Convinced that the dream was an indication that that I had overcome my phobia for heights and deriving my own meanings from it, I ran a Google search on ‘dream interpretations’. I bumped into this website- http://www.dreammoods.com/
I cannot comment on its authenticity, but believe me the interpretation it offered to my dreams was an apt description of my personality. I also realised that ‘falling’ is one of the commonest dreams that most experience. I was so excited that I decided to further explore on the common themes my dreams are based on. Like snakes all over my ceiling, or me stranded in the middle of the road to name a few.
I am indeed amazed. On reading all that, I was taken back to a time when I used to stay in Madras.That was more than a decade back! On most occasions I have a faint memory of my dream when I wake up in the morning. However, that day was different. I must have been 5-6 years then. I woke up crying and clinged to my parents who were lying next to me on my bed. They began comforting me, as I began recounting what for me was nothing less than a nightmare!

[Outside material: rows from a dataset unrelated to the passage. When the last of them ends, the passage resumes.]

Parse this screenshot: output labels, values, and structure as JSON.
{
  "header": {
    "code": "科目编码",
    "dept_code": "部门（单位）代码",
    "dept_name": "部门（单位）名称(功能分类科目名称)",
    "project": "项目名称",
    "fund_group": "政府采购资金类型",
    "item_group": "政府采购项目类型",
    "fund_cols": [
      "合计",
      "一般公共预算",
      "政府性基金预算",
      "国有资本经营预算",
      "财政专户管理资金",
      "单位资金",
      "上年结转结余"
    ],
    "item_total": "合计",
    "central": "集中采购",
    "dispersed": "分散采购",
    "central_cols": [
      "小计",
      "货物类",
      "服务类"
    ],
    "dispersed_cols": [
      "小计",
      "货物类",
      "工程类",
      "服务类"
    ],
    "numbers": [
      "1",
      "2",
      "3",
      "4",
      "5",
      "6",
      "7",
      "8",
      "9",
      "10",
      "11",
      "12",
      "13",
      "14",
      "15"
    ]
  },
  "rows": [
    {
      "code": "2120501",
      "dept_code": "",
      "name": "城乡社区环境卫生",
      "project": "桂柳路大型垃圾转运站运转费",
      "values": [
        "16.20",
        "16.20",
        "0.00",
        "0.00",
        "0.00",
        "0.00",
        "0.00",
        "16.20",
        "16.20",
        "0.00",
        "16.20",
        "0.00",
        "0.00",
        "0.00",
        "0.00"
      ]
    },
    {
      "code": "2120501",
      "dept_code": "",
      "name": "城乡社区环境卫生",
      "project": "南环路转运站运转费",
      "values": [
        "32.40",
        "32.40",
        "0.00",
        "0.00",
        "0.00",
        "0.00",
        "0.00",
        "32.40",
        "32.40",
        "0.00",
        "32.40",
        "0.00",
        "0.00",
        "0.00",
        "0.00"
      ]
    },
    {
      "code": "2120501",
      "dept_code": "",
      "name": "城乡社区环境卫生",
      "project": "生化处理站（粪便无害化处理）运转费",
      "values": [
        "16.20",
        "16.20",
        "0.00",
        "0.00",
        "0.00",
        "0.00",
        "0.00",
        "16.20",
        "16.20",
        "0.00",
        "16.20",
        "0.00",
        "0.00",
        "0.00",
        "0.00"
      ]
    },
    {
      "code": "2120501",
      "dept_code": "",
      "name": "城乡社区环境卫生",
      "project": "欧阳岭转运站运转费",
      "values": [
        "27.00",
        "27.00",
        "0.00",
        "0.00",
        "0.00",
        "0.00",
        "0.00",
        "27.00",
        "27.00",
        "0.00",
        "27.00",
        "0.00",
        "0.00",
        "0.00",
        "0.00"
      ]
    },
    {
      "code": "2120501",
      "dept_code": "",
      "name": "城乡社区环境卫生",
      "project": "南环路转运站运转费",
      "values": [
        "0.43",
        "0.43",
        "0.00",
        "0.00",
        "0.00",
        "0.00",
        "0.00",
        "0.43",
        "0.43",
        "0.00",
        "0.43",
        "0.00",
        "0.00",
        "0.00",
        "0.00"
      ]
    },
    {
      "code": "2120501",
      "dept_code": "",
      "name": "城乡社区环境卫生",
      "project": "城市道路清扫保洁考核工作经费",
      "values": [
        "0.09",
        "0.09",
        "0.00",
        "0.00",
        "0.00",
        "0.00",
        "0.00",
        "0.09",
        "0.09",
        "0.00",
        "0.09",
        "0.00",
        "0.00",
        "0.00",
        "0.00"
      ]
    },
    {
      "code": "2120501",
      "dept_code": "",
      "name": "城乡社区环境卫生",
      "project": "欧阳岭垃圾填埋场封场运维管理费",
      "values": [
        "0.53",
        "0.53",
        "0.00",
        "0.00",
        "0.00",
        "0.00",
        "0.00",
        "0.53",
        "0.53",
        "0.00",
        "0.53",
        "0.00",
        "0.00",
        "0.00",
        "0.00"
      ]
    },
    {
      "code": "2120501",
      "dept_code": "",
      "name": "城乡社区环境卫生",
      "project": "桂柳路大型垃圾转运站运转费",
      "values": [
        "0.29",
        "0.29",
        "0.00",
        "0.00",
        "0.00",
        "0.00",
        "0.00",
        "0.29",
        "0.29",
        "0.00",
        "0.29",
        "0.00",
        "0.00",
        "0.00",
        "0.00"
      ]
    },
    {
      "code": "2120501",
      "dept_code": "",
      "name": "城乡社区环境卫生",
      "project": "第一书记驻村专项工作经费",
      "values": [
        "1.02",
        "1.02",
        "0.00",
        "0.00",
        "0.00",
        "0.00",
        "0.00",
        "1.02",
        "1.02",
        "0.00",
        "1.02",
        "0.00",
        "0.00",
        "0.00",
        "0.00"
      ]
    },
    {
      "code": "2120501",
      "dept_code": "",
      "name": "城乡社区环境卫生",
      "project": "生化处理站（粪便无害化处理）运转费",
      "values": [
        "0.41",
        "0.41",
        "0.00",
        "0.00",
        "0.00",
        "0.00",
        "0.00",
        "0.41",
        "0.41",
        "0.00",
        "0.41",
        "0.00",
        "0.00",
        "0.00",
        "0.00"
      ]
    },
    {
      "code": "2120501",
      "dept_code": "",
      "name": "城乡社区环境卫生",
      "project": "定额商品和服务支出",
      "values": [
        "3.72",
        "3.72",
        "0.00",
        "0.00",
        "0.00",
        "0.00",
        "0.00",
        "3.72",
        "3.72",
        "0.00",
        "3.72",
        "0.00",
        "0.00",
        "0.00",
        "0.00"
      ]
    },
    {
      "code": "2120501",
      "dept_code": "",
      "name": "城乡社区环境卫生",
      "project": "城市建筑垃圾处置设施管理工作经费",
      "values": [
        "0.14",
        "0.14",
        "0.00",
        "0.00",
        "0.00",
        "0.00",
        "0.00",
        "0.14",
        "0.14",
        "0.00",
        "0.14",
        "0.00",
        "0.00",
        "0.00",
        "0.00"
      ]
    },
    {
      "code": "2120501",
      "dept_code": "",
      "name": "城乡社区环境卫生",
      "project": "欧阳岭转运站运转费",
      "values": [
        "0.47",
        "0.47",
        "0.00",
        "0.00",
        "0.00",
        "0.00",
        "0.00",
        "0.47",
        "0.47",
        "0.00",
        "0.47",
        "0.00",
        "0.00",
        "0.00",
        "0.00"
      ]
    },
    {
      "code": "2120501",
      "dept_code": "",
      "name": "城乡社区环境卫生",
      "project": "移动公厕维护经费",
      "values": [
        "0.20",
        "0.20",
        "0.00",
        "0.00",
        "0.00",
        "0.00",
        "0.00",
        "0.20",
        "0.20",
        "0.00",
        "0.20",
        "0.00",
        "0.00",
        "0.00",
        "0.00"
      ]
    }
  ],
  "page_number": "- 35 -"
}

“I am in a familiar place. Then I draw water from the well, and decide to sprinkle it on the huge tree that I see next to me. And instead of the roots, I attempt to throw water on the top most tip of the tree. And as I am doing this the steel pot falls on my toe injuring my finger as it turns blue"

On listening to this, my parents pacified me by saying that “Day dreams never come true”. But somehow that nightmare remained etched in my memory for a long time. And about five years later the exact incident occurred while I was vacationing at my aunt’s place. And there was a blood clot on my left toe. I suffered the excruciating pain by applying the pain balm Iodex. A year later, Navratri celebrations were in full swing at Mumbai, where I was residing then. I prayed to the Goddesss that the blue nail on my left toe, half broken, comes out on its own. And Lo!!!!my prayers were answered almost immediately. I went home, washed my legs and suddenly the blue nail was out leaving way for a more pedicured white one!


Ever since that day, I have wished for ‘sweet dreams’. At times I get really bizzare dreams. Dreams that have been influenced from the day gone by. Dreams I wish never come true. I dose off to a good day’s sleep as my insecurities, my fear, my anxieties all play out in my thoughts. For instance, if I get a dream that I am not able to think as I am answering a question in my examination room, I strive to study harder.

There must be something to those dreams which try telling us what we often tend to overlook. What we so fear to accept. What we so find difficult to confront-Our Future… Hmm…as I conclude all I can say is go ahead..and see if you can unlock those hideen mystries to your dreams:)

2 comments:

Anonymous said...

I really loved the vague rawness of this piece...its written straight from the heart...wud be waiting for more such stuff

Reena Manjrekar said...

Thanx for your comments...hope u checked that website and found an interpretation to your dreams!